While Appel had his first solo exhibition in Groningen in 1946, it was in the CoBrA group that he was most active during the 1950s. CoBrA was an acronym for Copenhagen, Brussels and Amsterdam, the cities from which the founders came. The CoBrA artists rebelled against the De Stijl movement which was widespread in the Netherlands at the time. In response to the geometric forms of the De Stijl movement, the CoBrA group created abstract paintings with fluid, spontaneous brushstrokes and vivid colours. In 1949, Appel took part in an exhibition at the Stedelijk Museum in Amsterdam alongside other CoBrA artists. The exhibition created a huge scandal in the press and amongst the public. Likewise, Appel’s fresco in Amsterdam’s city hall, named ‘Questioning Children,’ 1949, was poorly received and was covered up for ten years. While the new art of the CoBrA group was unappreciated in the Netherlands, and its members only exhibited together during the 1950s, years later it finally achieved recognition, being credited with the rejuvenation of Dutch modern art after the war.

Fleeing the controversy caused by CoBrA in the Netherlands, Appel moved to Paris in 1950 and travelled widely. He soon embarked on a successful solo career, beginning with a solo show in 1953 at the Palais des Beaux-Arts in Brussels. In 1954 Appel received the Unesco prize at the Venice Biennale, and the same year his first American exhibition opened at the Martha Jackson Gallery. A year later his painting ‘Child and Beast II’ (1951), was included in an influential exhibition at the MoMA, “The New Decade,” alongside several other European painters and sculptors, including Francis Bacon, Jean Dubuffet and Pierre Soulages.

What distinguishes Appel as the most famous of the Dutch CoBrA artists is his painterly style and his use of frenetic brushstrokes and vibrant colours. He claimed that “the material is the paint itself. The paint expresses itself. In the mass of paint, I find my imagination and go on to paint it.” In his early works, Appel was especially theatrical in his application of paint. He would squeeze out the contents of his paint tubes, piling it high onto a palette knife, which in turn served to propel the paint onto the canvas. The action of applying paint was, for Appel, a physical activity. The violent motion of launching paint onto the surface of the canvas resulted in his characteristically wild paintings. Indeed, he described his method by explaining; “my tube is like a rocket, which describes its own space.” He would direct the movement of the paint with his hands, resulting in a thick, viscous texture and an almost sculptural feel. Appel also explored other media, including textiles, ceramics, stained glass, sculpture and print-making.

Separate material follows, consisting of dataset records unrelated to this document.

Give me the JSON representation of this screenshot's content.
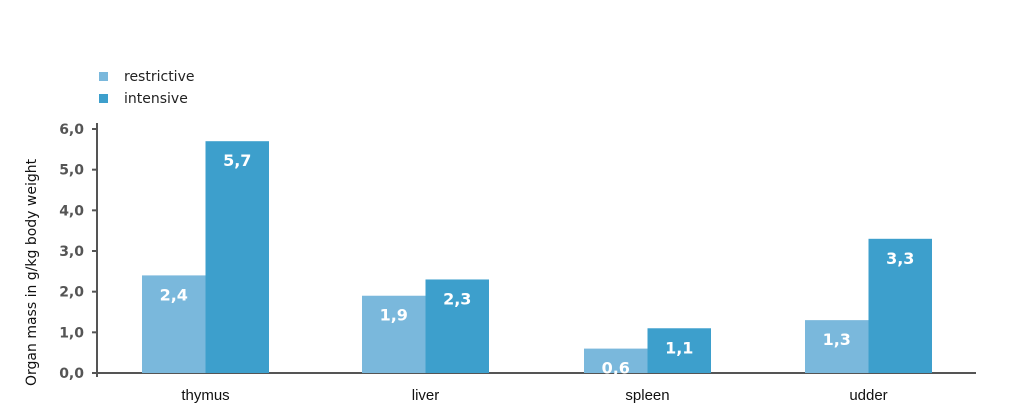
{
  "chart_data": {
    "type": "bar",
    "title": "",
    "xlabel": "",
    "ylabel": "Organ mass in g/kg body weight",
    "ylim": [
      0,
      6
    ],
    "yticks": [
      "0,0",
      "1,0",
      "2,0",
      "3,0",
      "4,0",
      "5,0",
      "6,0"
    ],
    "categories": [
      "thymus",
      "liver",
      "spleen",
      "udder"
    ],
    "series": [
      {
        "name": "restrictive",
        "color": "#7ab8dc",
        "values": [
          2.4,
          1.9,
          0.6,
          1.3
        ],
        "labels": [
          "2,4",
          "1,9",
          "0,6",
          "1,3"
        ]
      },
      {
        "name": "intensive",
        "color": "#3d9fcc",
        "values": [
          5.7,
          2.3,
          1.1,
          3.3
        ],
        "labels": [
          "5,7",
          "2,3",
          "1,1",
          "3,3"
        ]
      }
    ],
    "legend_position": "top-left",
    "grid": false
  }
}
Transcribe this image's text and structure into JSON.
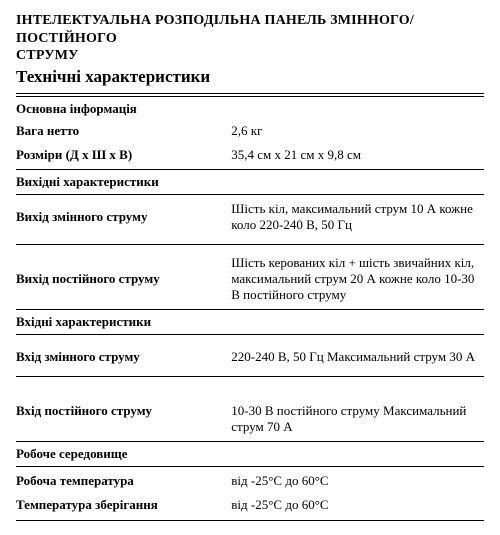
{
  "title_line1": "ІНТЕЛЕКТУАЛЬНА РОЗПОДІЛЬНА ПАНЕЛЬ ЗМІННОГО/ПОСТІЙНОГО",
  "title_line2": "СТРУМУ",
  "subtitle": "Технічні характеристики",
  "section_basic": "Основна інформація",
  "weight_label": "Вага нетто",
  "weight_value": "2,6 кг",
  "dims_label": "Розміри (Д х Ш х В)",
  "dims_value": "35,4 см x 21 см x 9,8 см",
  "section_output": "Вихідні характеристики",
  "ac_out_label": "Вихід змінного струму",
  "ac_out_value": "Шість кіл, максимальний струм 10 А кожне коло 220-240 В, 50 Гц",
  "dc_out_label": "Вихід постійного струму",
  "dc_out_value": "Шість керованих кіл + шість звичайних кіл, максимальний струм 20 А кожне коло 10-30 В постійного струму",
  "section_input": "Вхідні характеристики",
  "ac_in_label": "Вхід змінного струму",
  "ac_in_value": "220-240 В, 50 Гц Максимальний струм 30 А",
  "dc_in_label": "Вхід постійного струму",
  "dc_in_value": "10-30 В постійного струму Максимальний струм 70 А",
  "section_env": "Робоче середовище",
  "op_temp_label": "Робоча температура",
  "op_temp_value": "від -25°C до 60°C",
  "st_temp_label": "Температура зберігання",
  "st_temp_value": "від -25°C до 60°C"
}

After 1990, Appel became much more popular in the Netherlands, and in 1995 a museum dedicated to the art of the CoBrA group was opened in Amstelveen. Appel’s works have featured in major museums across the globe, including the MoMA, the Guggenheim Museum, the Museum of Fine Arts in Boston and the Tate Gallery in London. In 2001, to celebrate Appel’s 80th birthday, three coordinated exhibitions of his work were organised across Holland, at the Stedelijk Museum Amsterdam, the Gemeentemuseum Den Haag, and at the CoBrA Museum in Amstelveen.